The most beautiful thing I look for, when I go outside Dhaka city, is nothing but the tranquil villages as portrayed in the works of our renowned artists like Hashem Khan and in the poems of Tagore, Jashimuddin and others. In our middle class families it's still very common to listen to stories from the senior members.
Most of the time they share experiences from their past and undoubtedly all of them focus on lifestyles of rural people. The festivals they celebrated, the way they welcomed different seasons, enjoyed the harvest of different crops are portrayed in their stories.
I can share such a story which I have heard from someone who is 10 years older than me. Some rural boys used to spend their time in a big open green space in the middle of a village. All farmers used to bring their sugarcane to this particular place for making `Gurh’ (jaggery) by using local technology including an ox-driven crusher. Children loved to enjoy their time over there tasting the juice of sugarcane and oven-fresh gurh. It was like a festival for them. But at one stage, under a decision of the government, the farmers began selling all the sugarcane to the sugar mills. Since then, farmers got the means to get proper value for their agro-products. On the other hand, we have lost an occasion to create enjoyable childhood memories. It doesn’t mean that I am against the betterment of the farmers.
In fact, during the last 40 years, Bangladesh reached several milestones in economic development. Definitely, it should be appreciated. The economic growth has brought electricity to the remote locations. In most of the villages, you can see brick-built houses. Only twenty years back the scenario was not like this. Almost each and every village was connected with a river. No matter how wide the river was, boating, fishing and swimming were very common in society. Sitting inside an air-conditioned room in a metro life, we cannot even realize how a river could become a source of happiness and festivity to those people.

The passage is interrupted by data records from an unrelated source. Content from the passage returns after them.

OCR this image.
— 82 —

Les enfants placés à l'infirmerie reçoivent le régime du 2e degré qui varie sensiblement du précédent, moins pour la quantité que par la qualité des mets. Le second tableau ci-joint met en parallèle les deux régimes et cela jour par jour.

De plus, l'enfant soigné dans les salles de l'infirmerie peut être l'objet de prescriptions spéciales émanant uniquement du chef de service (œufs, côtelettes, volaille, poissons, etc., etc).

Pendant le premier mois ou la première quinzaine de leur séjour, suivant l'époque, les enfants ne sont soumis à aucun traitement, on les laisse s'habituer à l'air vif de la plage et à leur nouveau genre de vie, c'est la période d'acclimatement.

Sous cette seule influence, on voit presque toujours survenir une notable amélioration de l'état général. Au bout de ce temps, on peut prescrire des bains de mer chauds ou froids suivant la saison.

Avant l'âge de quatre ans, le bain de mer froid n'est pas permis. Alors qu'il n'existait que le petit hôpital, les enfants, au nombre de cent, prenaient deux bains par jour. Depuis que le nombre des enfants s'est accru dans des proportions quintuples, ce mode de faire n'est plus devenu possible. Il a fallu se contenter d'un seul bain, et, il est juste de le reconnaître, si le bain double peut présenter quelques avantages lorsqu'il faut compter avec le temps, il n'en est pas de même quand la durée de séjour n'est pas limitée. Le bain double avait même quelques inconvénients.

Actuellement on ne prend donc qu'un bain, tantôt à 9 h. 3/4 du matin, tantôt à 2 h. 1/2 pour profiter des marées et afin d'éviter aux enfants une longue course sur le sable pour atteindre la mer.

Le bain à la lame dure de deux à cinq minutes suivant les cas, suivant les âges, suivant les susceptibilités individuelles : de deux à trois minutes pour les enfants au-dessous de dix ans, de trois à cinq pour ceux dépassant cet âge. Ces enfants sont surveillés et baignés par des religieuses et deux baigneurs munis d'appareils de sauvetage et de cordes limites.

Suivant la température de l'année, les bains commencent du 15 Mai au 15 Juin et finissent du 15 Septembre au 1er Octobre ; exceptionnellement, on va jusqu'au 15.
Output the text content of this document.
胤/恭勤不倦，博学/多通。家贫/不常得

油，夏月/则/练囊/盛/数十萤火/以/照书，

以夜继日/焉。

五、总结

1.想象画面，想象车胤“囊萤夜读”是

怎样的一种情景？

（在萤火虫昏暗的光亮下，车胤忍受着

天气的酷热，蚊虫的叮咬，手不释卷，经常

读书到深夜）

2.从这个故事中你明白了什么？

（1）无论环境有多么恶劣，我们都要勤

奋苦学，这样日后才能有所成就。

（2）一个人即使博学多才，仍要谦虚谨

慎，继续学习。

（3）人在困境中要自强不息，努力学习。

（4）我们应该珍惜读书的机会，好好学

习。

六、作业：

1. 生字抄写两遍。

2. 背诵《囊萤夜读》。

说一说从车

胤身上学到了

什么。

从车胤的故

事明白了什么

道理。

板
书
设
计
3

Dry summer days were also enjoyed with delicious fruits. People enjoyed traditional ways of praying for rains during hot summer days. Religion was not the factor in organizing such types of mass gathering. Hindus, Muslims and people from other religions used to take part in the same occasion. They cooked together, prayed together and ate together. Rainy season came as blessings to the crop fields. The idle season monsoon encouraged people to enjoy palagaan. Again, people from all backgrounds used to attend the same program without any hesitation. We had a minimum difference between people of different religions. This was because we belonged to the common culture which was indeed more powerful to integrate people from various social status than religion. In autumn, Goddess Durga came from the mount Kailash along with the sign of winter. Hindus prayed in front of the image of the Goddess and Muslims enjoyed the authentic and motley country fair. Fall was for harvesting and taking part in the common rituals of welcoming crops. Winter began with the festival of pitha (traditional cake). Apart from these seasonal celebrations, people commonly used to take part in marriage ceremonies or any other family programs of others.
A big change, however, has taken place gradually over the last 40 years, especially the last two decades. Once there were no visible demarcations for the houses in rural Bangladesh. One could easily go inside the neighbor’s house. Gradually, `development’ has enhanced the sense of privacy. For the sake of privacy, people are more self-centric which is as visible as brick walls in any village. Now most of the houses are separated from each other by brick walls.
In those days even rivers were the source of happiness. As a newly-declared lower middle income country, the build-up of the central bank’s forex reserve gives us satisfaction. We are least ashamed for killing our rivers. We did not have any plan for saving the rivers. Many young people, aged 25 to 28 years, born and brought up in Dhaka don’t even know that once rivers were the heart of our society! They have not been to any village ever or more than once, though their families were there one or two generations back. It’s our failure that we did not have a proper mechanism to enlighten them about our roots.
Despite the so-called rural development policy, people are not willing to live in the villages anymore. Lack of income opportunities is constantly forcing them to move from the villages to the towns and, on the other hand, the urban-centric policy is pulling them to the cities, especially the capital city. Gradually villages are becoming youth-less, and elder people live in the villages alone when most of their family members migrated to towns nearby or Dhaka city to change their lot.
The way we are going for development is difficult to judge whether it is the right approach or not. But definitely, we must live in hope. In any case, we have to admit that the growing economy gave any of the people a comfortable living standard. In return, it took away the simplicity of life, beauty of rural Bangladesh, happiness in the small things. It happens because our entire development drive was not holistic, not balanced. Unplanned urbanization was wrongly set as an indicator of our development, ignoring the healthy progress of our rural culture. We always tried to fulfill needs on a short-term basis, never thinking about consequences in the far future. And without concentrating on spiritual wellbeing besides the economic growth, real progress will never be achieved.
People will be wealthy but remain poor culturally unless we put serious efforts to reverse the course of unplanned massive urbanization.